How to model a mixture of finite components from different parametric families with JAGS?

Imagine a underlying process that draws a number from a normal distribution with probability $\alpha$ and from a uniform distribution with probability $1 - \alpha$. The observed sequence of numbers generated by this process therefore follows a distribution $f$ that is a mixture of 2 components and mixing weights of $\alpha$ and $1 - \alpha$. How would you model this kind of mixture with JAGS when the observed sequence is the only input, but the parametric families are known?

Example (in R):

set.seed(8361299)
N <- 100
alpha <- 0.3
mu <- 5
max <- 50
# Which component to choose from?
latent_class <- rbinom(N, 1, alpha)
Y <- ifelse(latent_class, runif(N, min=mu, max=max), rnorm(N, mean=mu))

The generated (observed) Y looks like:

With JAGS, it should be possible to obtain the mixing weights, as well as the parameters of the known components?

Solution

Mixture models of the same parametric distribution are pretty straightforward in JAGS/BUGS, but mixture models with varying parametric responses (like yours) are a little more tricky. One method is to use the 'ones trick' whereby we manually calculate the likelihood of the response (selecting one of the two distributions as specified by the latent part of the model) and fit this to the (fake) response of a Bernoulli trial for each data point. For example:

# Your data generation:
set.seed(8361299)
N <- 100
alpha <- 0.3
mu <- 5
max <- 50
# Which component to choose from?
latent_class <- rbinom(N, 1, alpha)
Y <- ifelse(latent_class, runif(N, min=mu, max=max), rnorm(N, mean=mu))

# The model:
model <- "model{

    for(i in 1:N){

        # Log density for the normal part:
        ld_norm[i] <- logdensity.norm(Y[i], mu, tau)

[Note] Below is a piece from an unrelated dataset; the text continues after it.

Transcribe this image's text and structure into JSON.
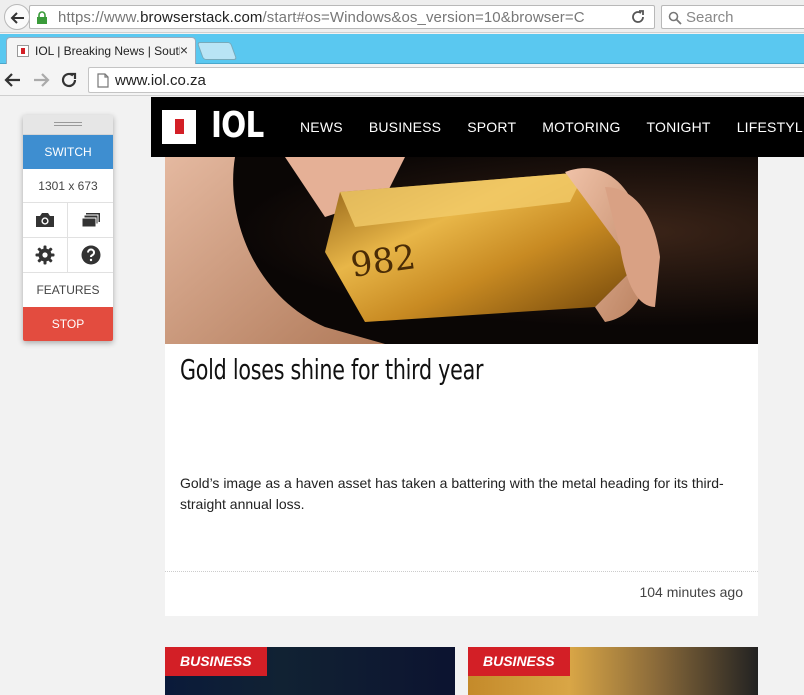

        # Log density for the uniform part:
        ld_unif[i] <- logdensity.unif(Y[i], lower, upper)

        # Select one of these two densities:
        density[i] <- exp(ld_norm[i]*norm_chosen[i] + ld_unif[i]*(1-norm_chosen[i]))

        # Generate a likelihood for the MCMC sampler:
        Ones[i] ~ dbern(density[i])

        # The latent class part as usual:
        norm_chosen[i] ~ dbern(prob)

    }

    # Priors:
    lower ~ dnorm(0, 10^-6)
    upper ~ dnorm(0, 10^-6)
    prob ~ dbeta(1,1)
    mu ~ dnorm(0, 10^-6)
    tau ~ dgamma(0.01, 0.01)

    # Specify monitors, data and initial values using runjags:
    #monitor# lower, upper, prob, mu, tau
    #data# N, Y, Ones
    #inits# lower, upper
}"

# Run the model using runjags (or use rjags if you prefer!)
library('runjags')

lower <- min(Y)-10
upper <- max(Y)+10

Ones <- rep(1,N)

results <- run.jags(model, sample=20000, thin=1)
results

plot(results)

This seems to recover your parameters pretty well (your alpha is 1-prob), but watch out for autocorrelation (and convergence).

Matt

EDIT: Since you asked about generalising to more than 2 distributions, here is equivalent (but more generalisable) code:

# The model:
model <- "model{
    for(i in 1:N){
        # Log density for the normal part:
        ld_comp[i, 1] <- logdensity.norm(Y[i], mu, tau)
        # Log density for the uniform part:
        ld_comp[i, 2] <- logdensity.unif(Y[i], lower, upper)
        # Select one of these two densities and normalise with a Constant:
        density[i] <- exp(ld_comp[i, component_chosen[i]] - Constant)
        # Generate a likelihood for the MCMC sampler:
        Ones[i] ~ dbern(density[i])
        # The latent class part using dcat:
        component_chosen[i] ~ dcat(probs)
    }
    # Priors for 2 parameters using a dirichlet distribution:
    probs ~ ddirch(c(1,1))
    lower ~ dnorm(0, 10^-6)
    upper ~ dnorm(0, 10^-6)
    mu ~ dnorm(0, 10^-6)
    tau ~ dgamma(0.01, 0.01)
    # Specify monitors, data and initial values using runjags:
    #monitor# lower, upper, probs, mu, tau
    #data# N, Y, Ones, Constant
    #inits# lower, upper, mu, tau
}"

library('runjags')

# Initial values to get the chains started:
lower <- min(Y)-10
upper <- max(Y)+10
mu <- 0
tau <- 0.01

Ones <- rep(1,N)

# The constant needs to be big enough to avoid any densities >1 but also small enough to calculate probabilities for observations of 1:
Constant <- 10

results <- run.jags(model, sample=10000, thin=1)
results

This code will work for as many distributions as you need, but expect exponentially worse autocorrelation with more distributions.